On n’avait pas beaucoup entendu parler d’Hany Abu-Assad depuis 2005, date à laquelle le réalisateur avait été nommé aux Oscars pour Paradise Now, obtenant cet honneur qui avait été refusé à Elia Suleiman deux ans plus tôt : concourir dans la catégorie du Meilleur Film Étranger, en tant que cinéaste palestinien. Huit ans plus tard, Omar, présenté à Un Certain Regard en 2013 et récompensé par le prix du jury, revisite l’actualité et le conflit israélo-palestinien pour livrer un thriller intimiste, qui embarque le spectateur dans un jeu de dupes jalonné de rebondissements efficaces.
Comme Paradise Now, Omar a pour décor la Cisjordanie, territoire scindé d’un mur édifié par les autorités israéliennes, le « mur de la honte » comme le surnomment ses détracteurs. C’est cette même ligne de démarcation qu’Omar franchit tous les jours, défiant les troupes armées, pour rejoindre ses deux amis d’enfance, Amjad et Tarek, et la jeune sœur de ce dernier, Nadia, dont il est très amoureux. Mais lorsque les trois amis décident de mener une action de résistance en attaquant un camp militaire, que cette action tourne mal et qu’Omar est emprisonné… le ver est dans la pomme.

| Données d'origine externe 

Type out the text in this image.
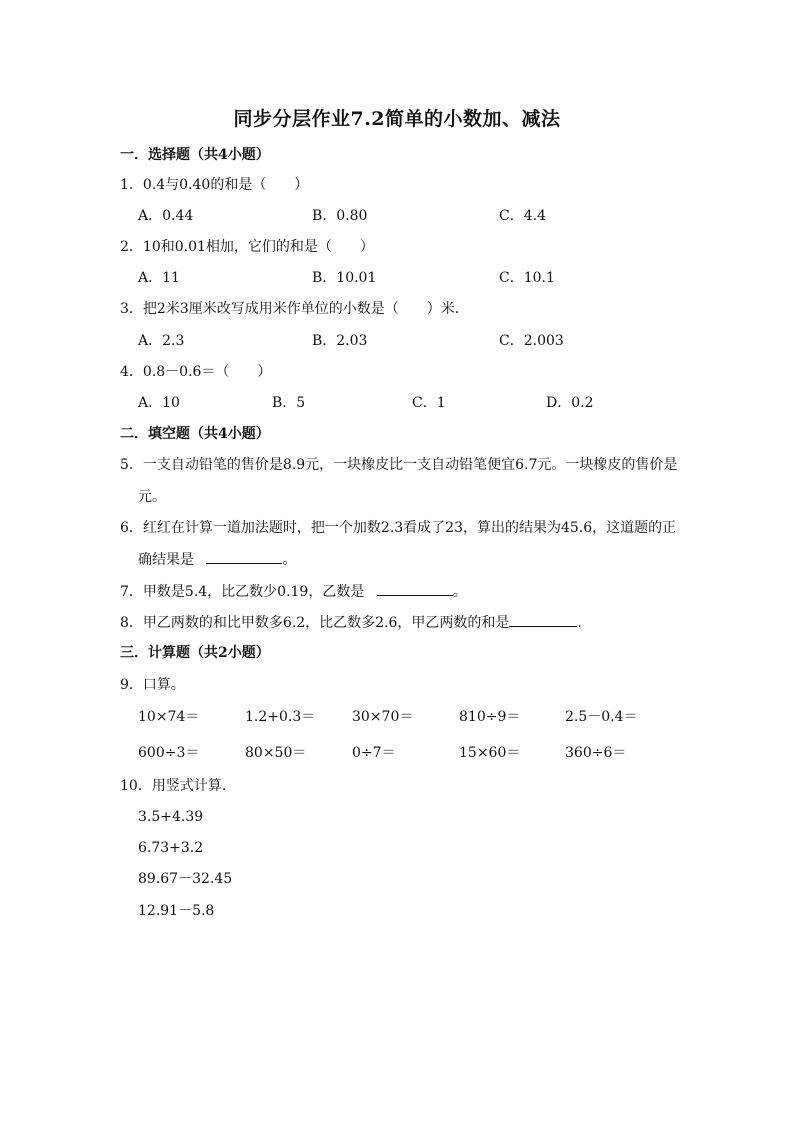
同步分层作业7.2简单的小数加、减法
一．选择题（共4小题）
1．0.4与0.40的和是（　　）
A．0.44	B．0.80	C．4.4
2．10和0.01相加，它们的和是（　　）
A．11	B．10.01	C．10.1
3．把2米3厘米改写成用米作单位的小数是（　　）米．
A．2.3	B．2.03	C．2.003
4．0.8－0.6＝（　　）
A．10	B．5	C．1	D．0.2
二．填空题（共4小题）
5．一支自动铅笔的售价是8.9元，一块橡皮比一支自动铅笔便宜6.7元。一块橡皮的售价是
元。
6．红红在计算一道加法题时，把一个加数2.3看成了23，算出的结果为45.6，这道题的正
确结果是	。
7．甲数是5.4，比乙数少0.19，乙数是	。
8．甲乙两数的和比甲数多6.2，比乙数多2.6，甲乙两数的和是	.
三．计算题（共2小题）
9．口算。
10×74＝	1.2+0.3＝	30×70＝	810÷9＝	2.5－0.4＝
600÷3＝	80×50＝	0÷7＝	15×60＝	360÷6＝
10．用竖式计算．
3.5+4.39
6.73+3.2
89.67－32.45
12.91－5.8
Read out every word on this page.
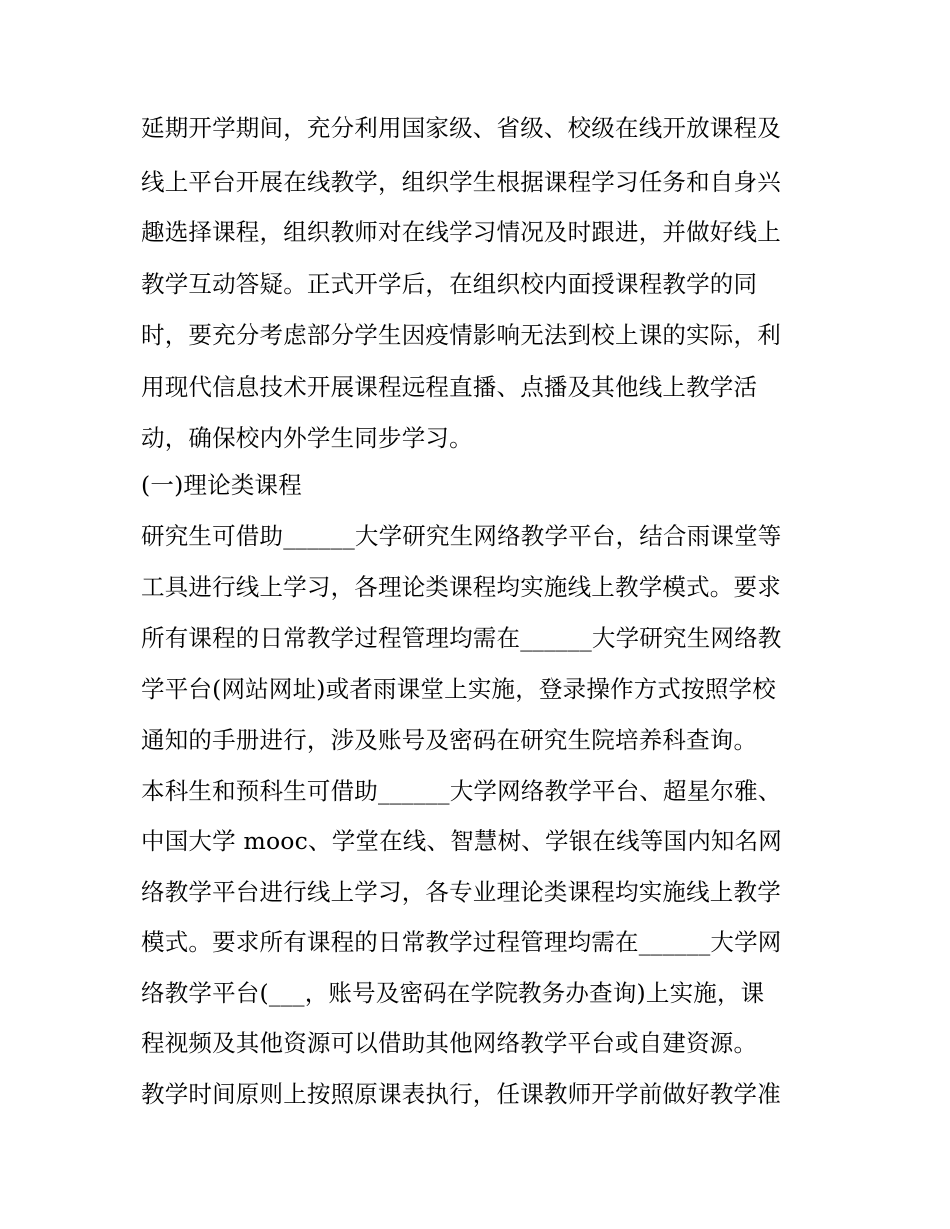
延期开学期间，充分利用国家级、省级、校级在线开放课程及
线上平台开展在线教学，组织学生根据课程学习任务和自身兴
趣选择课程，组织教师对在线学习情况及时跟进，并做好线上
教学互动答疑。正式开学后，在组织校内面授课程教学的同
时，要充分考虑部分学生因疫情影响无法到校上课的实际，利
用现代信息技术开展课程远程直播、点播及其他线上教学活
动，确保校内外学生同步学习。
(一)理论类课程
研究生可借助______大学研究生网络教学平台，结合雨课堂等
工具进行线上学习，各理论类课程均实施线上教学模式。要求
所有课程的日常教学过程管理均需在______大学研究生网络教
学平台(网站网址)或者雨课堂上实施，登录操作方式按照学校
通知的手册进行，涉及账号及密码在研究生院培养科查询。
本科生和预科生可借助______大学网络教学平台、超星尔雅、
中国大学 mooc、学堂在线、智慧树、学银在线等国内知名网
络教学平台进行线上学习，各专业理论类课程均实施线上教学
模式。要求所有课程的日常教学过程管理均需在______大学网
络教学平台(___，账号及密码在学院教务办查询)上实施，课
程视频及其他资源可以借助其他网络教学平台或自建资源。
教学时间原则上按照原课表执行，任课教师开学前做好教学准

D’un cadre propice à l’analyse politique ou à un métadiscours engagé qui surplomberait le récit, Hany Abu-Assad se détourne immédiatement pour se concentrer sur la petite histoire. User du contexte comme d’autant de leviers narratifs – diablement efficaces. Asséner que le cœur du conflit se joue ailleurs, au creux des maisons, à la faveur des confidences échangées, répétées, trahies. Si le récit se déploie en territoire occupé, le cinéaste fait donc le choix de se concentrer sur les rapports humains tels qu’ils s’exacerbent en de telles situations, et tels qu’il sont donc aisés à manipuler pour devenir, s’il y a lieu, des armes redoutables. Au cœur du film, la suspicion, la paranoïa, la jalousie, la trahison vite soupçonnée ou vite commise, comme autant de dérèglements au sein de l’amitié, des liens amoureux ou familiaux, dont on se saisit pour les retourner contre leurs malheureux porteurs.
L’originalité d’Omar réside là : dans une auscultation minutieuse des rapports humains dans ce qu’ils ont de plus fragile, aux points de ruptures souvent indiscernables qui les parsèment, puis le long des dérapages incontrôlés qu’ils occasionnent le jour où ils cèdent. Au cœur d’un dédale de rues, le cinéaste embarque sa caméra dans un espace filmique confiné, sans lieu de respiration ni hors-champ (cet ailleurs dont seule Nadia ose rêver comme à un futur plus qu’hypothétique), au plus près des personnages puis de leurs déambulations, courses poursuites, réunion secrètes, unions et désunions. Instantané d’un tissu de rapports intimes que vient dérégler le conflit historique, le film sillonne, et prend tous les chemins de traverse nécessaires pour assumer le genre et construire un thriller imparable. Au bout du compte, on regrettera toutefois qu’emporté peut-être par sa propre virtuosité, Hany Abu-Assad se soit laissé aller à un exercice de scénario rondement mené mais souvent peu respectueux de ses personnages, que d’un geste sûr il emmène au bout de leur chemin… comme si tout était joué d’avance.